Удивленно промолчала и Морозова.
– Но только вот в чем вся штука, – помолчав, сказал он, – штука вся в том, что не только Раскольников, но и та настойчивость, с которой его творец отстаивает исключительные права отдельной личности – все это имеет свое, и в конечном счете совершенно реальное объяснение40.
Обстоятельное объяснение коммунистом идеологического вреда достоевщины и оказывается центральным местом повести, которое своим художественным ходом, наряду с финальным моментом – убийством Тани белогвардейцами – привлекло внимание и читателей, и литературной критики.
– А вообще то, что вы, как мне кажется, с таким уважением, с такой большой буквы называете Страданием, – это не особенно хорошая штука.
– Почему же… нехорошая штука? – даже приостановившись, спросила Полозова.

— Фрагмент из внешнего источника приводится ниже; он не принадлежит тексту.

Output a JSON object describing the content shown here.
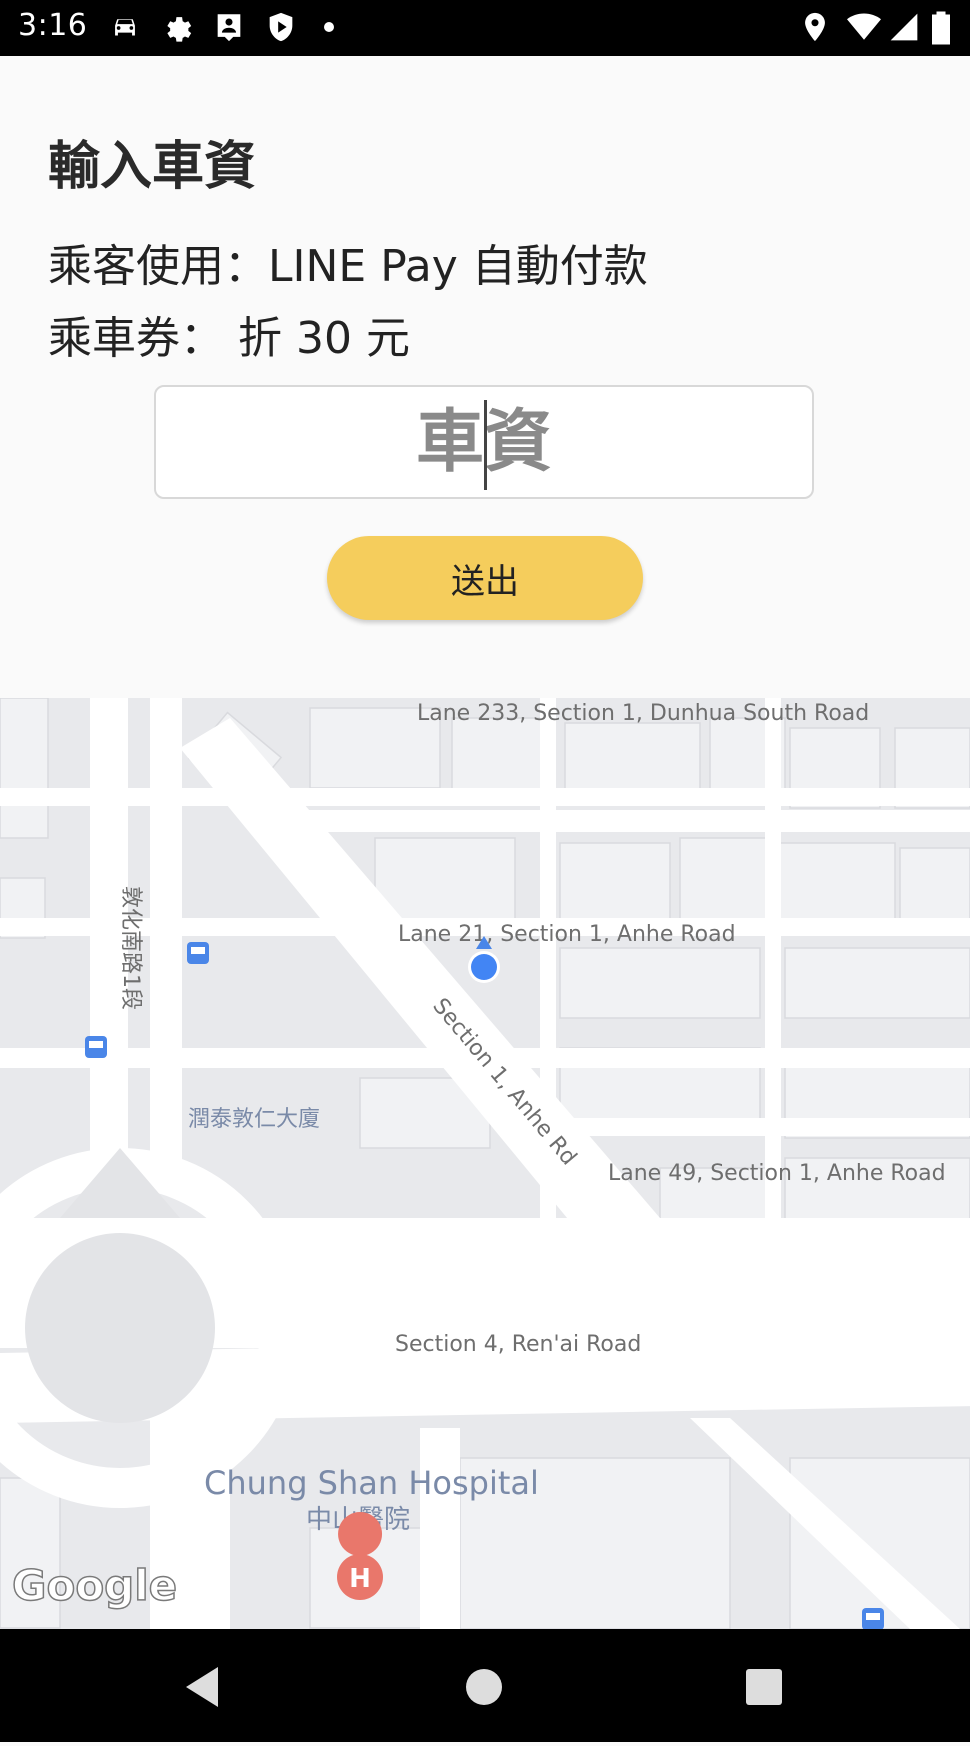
{
  "status_bar": {
    "time": "3:16",
    "icons": [
      "car-icon",
      "gear-icon",
      "contact-card-icon",
      "shield-play-icon",
      "dot-icon",
      "location-icon",
      "wifi-icon",
      "signal-icon",
      "battery-icon"
    ]
  },
  "form": {
    "title": "輸入車資",
    "payment_line": "乘客使用：LINE Pay 自動付款",
    "coupon_line": "乘車券：  折 30 元",
    "fare_placeholder": "車資",
    "fare_value": "",
    "submit_label": "送出",
    "accent_color": "#f5cd5c"
  },
  "map": {
    "street_labels": {
      "lane233": "Lane 233, Section 1, Dunhua South Road",
      "lane21": "Lane 21, Section 1, Anhe Road",
      "anhe": "Section 1, Anhe Rd",
      "lane49": "Lane 49, Section 1, Anhe Road",
      "renai": "Section 4, Ren'ai Road",
      "dunhua_south": "敦化南路1段"
    },
    "poi": {
      "building": "潤泰敦仁大廈",
      "hospital_en": "Chung Shan Hospital",
      "hospital_zh": "中山醫院"
    },
    "attribution": "Google",
    "location_dot_color": "#4285f4"
  },
  "nav_bar": {
    "buttons": [
      "back-icon",
      "home-icon",
      "recents-icon"
    ]
  }
}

– Потому, что это клапан. Предохранительный такой клапан. Когда в человеке накопляются от всего того, что называют «неправдой жизни», такие силы, которые мучительно ищут выхода, к сожалению, очень часто он прибегает к этому клапану. И все то, что могло бы претворяться в энергию, в движение, выходит в виде отработанных паров. Достоевский – вот писатель, в высшей степени содействовавший такому, весьма изнурительному, но и весьма безвредному выпуску паров. Но главная штука в том, что постепенно создалась и идеализация этого занятия. <…>
Так вот, о механике «страданий». Главная штука в том, что у какой-то категории лиц постепенно создалась идеализация этого занятия: считается, например, что человек, возведший свои несчастья в перл создания, в какую-то высокую степень, будто даже чем-то компенсирует себя сравнительно с попросту несчастливым человеком. Он уже ощущает себя стоящим на какой-то «высоте» сравнительно с этим тихоньким простячком! Он уже с достоинством носит в себе эти свои «страдания», – точно они не разъедающий рак, а некий карат чистейшей воды! Они, наконец, дают ему нечто вроде цели и смысла существования. Забавно! – Богуш неожиданно сердито усмехнулся, так у него блеснули еще крепкие и белые зубы…41
Таня Полозова уже коммунист, работает в ревтрибунале, ходит в сапогах и гимнастерке, от нее зависит приведение в исполнение смертных приговоров; и хотя читает мало, она успевает перечитывать Достоевского уже как новый человек, с синим карандашом; и ее живущая в прошлом мать находит «Братьев Карамазовых» с этой правкой:
А на одной из страниц самого великого писателя-старца, чье имя сияло над всем миром как символ всечеловеческой любви и смирения, стояло дерзкое, кощунственное слово: «Ложь»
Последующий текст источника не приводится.